October is National Reading Group Month, making this the perfect time to visit the Lititz Public Library and check out these recommendations for nonfiction book clubs.
Option B: Facing Adversity, Building Resilience and Finding Joy by Sheryl Sandberg and Adam Grant
Combining personal insight and new research, the authors share steps people can take to recover and rebound from life-shattering experiences.
The Road to Jonestown: Jim Jones and Peoples Temple by Jeff Guinn
A young Indianapolis minister, who preached a curious blend of gospel and Marxism, moved his followers to a settlement in the jungles of Guyana, where in 1978, he ordered more than nine hundred people to swallow a cyanide-laced drink.
White Trash: The 400 –Year Untold History of Class in America by Nancy Isenberg
Existing since the earliest colonial settlements, the landless poor were pitted against newly freed slaves during Reconstruction, were at the heart of New Deal reforms and have always been at or near the center of major political debates.
Dreamland: The True Tale of America’s Opiate Epidemic by Sam Quinones
Enterprising sugar cane farmers in a small county on the west coast of Mexico created a unique distribution system that brought the cheapest, most addictive form of heroin to the United States.
The Radium Girls: The Dark Story of America’s Shining Women by Kate Moore
During WWI, young women found lucrative work painting watches, clocks and military dials with a special luminous substance made from radium, but as the years passed, they began to suffer from mysterious and crippling illnesses.
Mrs. Sherlock Holmes: The True Story of New York City’s Greatest Female Detective and the 1917 Missing Girl Case that Captivated a Nation by Brad Ricca
A detective and lawyer turned her back on society life to fight crime and, after following a trail that led from New York to Italy, solved the cold case of a missing girl.

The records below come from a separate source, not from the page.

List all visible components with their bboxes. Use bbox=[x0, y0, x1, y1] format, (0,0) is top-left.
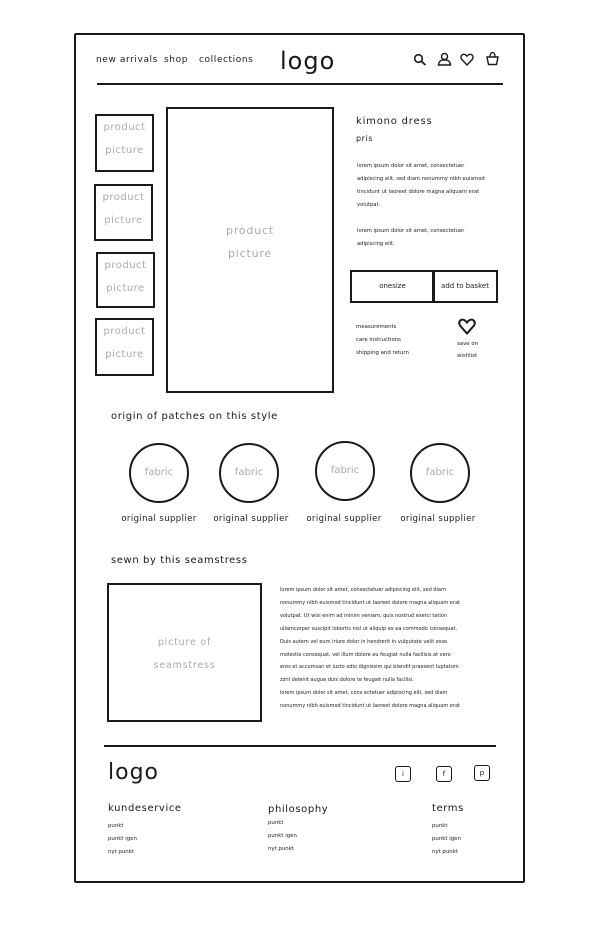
pinterest-icon[interactable]: p bbox=[474, 765, 490, 781]
main-picture-label: picture bbox=[227, 247, 273, 260]
header-divider bbox=[97, 83, 503, 85]
fabric-circle-3[interactable]: fabric bbox=[315, 441, 375, 501]
fabric-circle-4[interactable]: fabric bbox=[410, 443, 470, 503]
save-on-wishlist[interactable]: save on wishlist bbox=[457, 338, 478, 362]
seamstress-picture-label: seamstress bbox=[153, 660, 216, 671]
footer-column-kundeservice: kundeservice punkt punkt igen nyt punkt bbox=[108, 803, 182, 859]
supplier-label-3[interactable]: original supplier bbox=[298, 514, 390, 524]
thumbnail-2[interactable]: product picture bbox=[94, 184, 153, 241]
shipping-return-link[interactable]: shipping and return bbox=[356, 347, 409, 360]
user-icon[interactable] bbox=[437, 52, 452, 67]
footer-link[interactable]: nyt punkt bbox=[108, 846, 182, 859]
main-picture-label: product bbox=[226, 224, 274, 237]
thumbnail-label: product bbox=[103, 326, 146, 337]
nav-new-arrivals[interactable]: new arrivals bbox=[96, 55, 158, 65]
supplier-label-4[interactable]: original supplier bbox=[392, 514, 484, 524]
footer-link[interactable]: punkt bbox=[432, 820, 464, 833]
footer-link[interactable]: nyt punkt bbox=[268, 843, 328, 856]
footer-column-philosophy: philosophy punkt punkt igen nyt punkt bbox=[268, 804, 328, 856]
nav-collections[interactable]: collections bbox=[199, 55, 253, 65]
search-icon[interactable] bbox=[413, 53, 427, 67]
thumbnail-label: picture bbox=[105, 349, 144, 360]
supplier-label-1[interactable]: original supplier bbox=[113, 514, 205, 524]
basket-icon[interactable] bbox=[485, 51, 500, 66]
wishlist-heart-icon[interactable] bbox=[458, 318, 476, 335]
size-select[interactable]: onesize bbox=[350, 270, 435, 303]
footer-heading: philosophy bbox=[268, 804, 329, 815]
thumbnail-label: product bbox=[103, 122, 146, 133]
facebook-icon[interactable]: f bbox=[436, 766, 452, 782]
product-description-extra: lorem ipsum dolor sit amet, consectetuer… bbox=[357, 228, 465, 247]
thumbnail-label: picture bbox=[104, 215, 143, 226]
fabric-circle-1[interactable]: fabric bbox=[129, 443, 189, 503]
footer-link[interactable]: punkt igen bbox=[268, 830, 328, 843]
product-title: kimono dress bbox=[356, 116, 433, 127]
thumbnail-label: picture bbox=[106, 283, 145, 294]
product-links: measurements care instructions shipping … bbox=[356, 321, 409, 360]
footer-link[interactable]: punkt igen bbox=[108, 833, 182, 846]
footer-link[interactable]: punkt bbox=[108, 820, 182, 833]
thumbnail-1[interactable]: product picture bbox=[95, 114, 154, 172]
seamstress-picture[interactable]: picture of seamstress bbox=[107, 583, 262, 722]
add-to-basket-button[interactable]: add to basket bbox=[432, 270, 498, 303]
care-instructions-link[interactable]: care instructions bbox=[356, 334, 409, 347]
thumbnail-label: picture bbox=[105, 145, 144, 156]
measurements-link[interactable]: measurements bbox=[356, 321, 409, 334]
thumbnail-4[interactable]: product picture bbox=[95, 318, 154, 376]
header-logo[interactable]: logo bbox=[280, 47, 335, 75]
product-price: pris bbox=[356, 134, 374, 143]
heart-icon[interactable] bbox=[460, 53, 474, 66]
footer-link[interactable]: punkt igen bbox=[432, 833, 464, 846]
fabric-circle-2[interactable]: fabric bbox=[219, 443, 279, 503]
nav-shop[interactable]: shop bbox=[164, 55, 188, 65]
thumbnail-label: product bbox=[102, 192, 145, 203]
seamstress-bio: lorem ipsum dolor sit amet, consectetuer… bbox=[280, 587, 460, 710]
instagram-icon[interactable]: i bbox=[395, 766, 411, 782]
thumbnail-3[interactable]: product picture bbox=[96, 252, 155, 308]
footer-heading: kundeservice bbox=[108, 803, 182, 814]
footer-heading: terms bbox=[432, 803, 464, 814]
footer-logo[interactable]: logo bbox=[108, 760, 159, 785]
footer-link[interactable]: punkt bbox=[268, 817, 328, 830]
product-description: lorem ipsum dolor sit amet, consectetuer… bbox=[357, 163, 485, 208]
footer-divider bbox=[104, 745, 496, 747]
footer-column-terms: terms punkt punkt igen nyt punkt bbox=[432, 803, 464, 859]
main-product-picture[interactable]: product picture bbox=[166, 107, 334, 393]
footer-link[interactable]: nyt punkt bbox=[432, 846, 464, 859]
patches-heading: origin of patches on this style bbox=[111, 411, 278, 422]
seamstress-picture-label: picture of bbox=[157, 637, 212, 648]
seamstress-heading: sewn by this seamstress bbox=[111, 555, 248, 566]
supplier-label-2[interactable]: original supplier bbox=[205, 514, 297, 524]
thumbnail-label: product bbox=[104, 260, 147, 271]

The Fact of a Body: A Murder and a Memoir by Alexandria Marzano-Lesnevich
The video of an accused murderer forces a young attorney to face the terrible reality of long-buried family secrets.
Between You and Me: Confessions of a Comma Queen by Mary Norris
A magazine editor presents witty descriptions of some of the most common and vexing errors in language and usage, drawing on examples from classic literature and pop culture while sharing anecdotes from her work with celebrated writers.
Hidden Figures: The America Dream and the Untold Story of the Black Women Mathematicians Who Helped Win the Space Race by Margot Lee Shetterly
Starting in WWII and moving through the Cold War, the civil rights movement and the space race, four African American women used their intellect to change their own lives and the country’s future.
The Lost City of the Monkey God: A True Story by Douglas Preston
In 1940, a journalist, who returned from the Honduran rainforest with hundreds of artifacts and an electrifying story of having found a fabled and wealthy lost city, committed suicide without revealing its location.
Ruthless River: Love and Survival by Raft on the Amazon’s Relentless Madre de Dios by Holly FitzGerald
The author’s honeymoon was cut short when her plane crashed in the jungles of Peru, forcing the couple to attempt survival aboard a makeshift raft as they made their way down the Amazon River to civilization.
Master of the Mountain: Thomas Jefferson and His Slaves by Henry Wiencek
New information and hitherto disregarded evidence reveals Jefferson as a man of business who made a success of his debt-ridden plantation thanks to profits gained from his enslaved workers.
Killers of the Flower Moon: The Osage Murders and the Birth of the FBI by David Grann
J. Edgar Hoover and a former Texas Ranger unraveled the mysterious murders of two dozen members of the oil-rich Osage Indian nation, the wealthiest people per capita in the world during the 1920s.
Smoke Gets in Your Eyes and Other Lessons from the Crematory by Caitlin Doughty
A blogger describes her experiences working at a crematory and exploring bizarre and wonderful funeral practices from different cultures.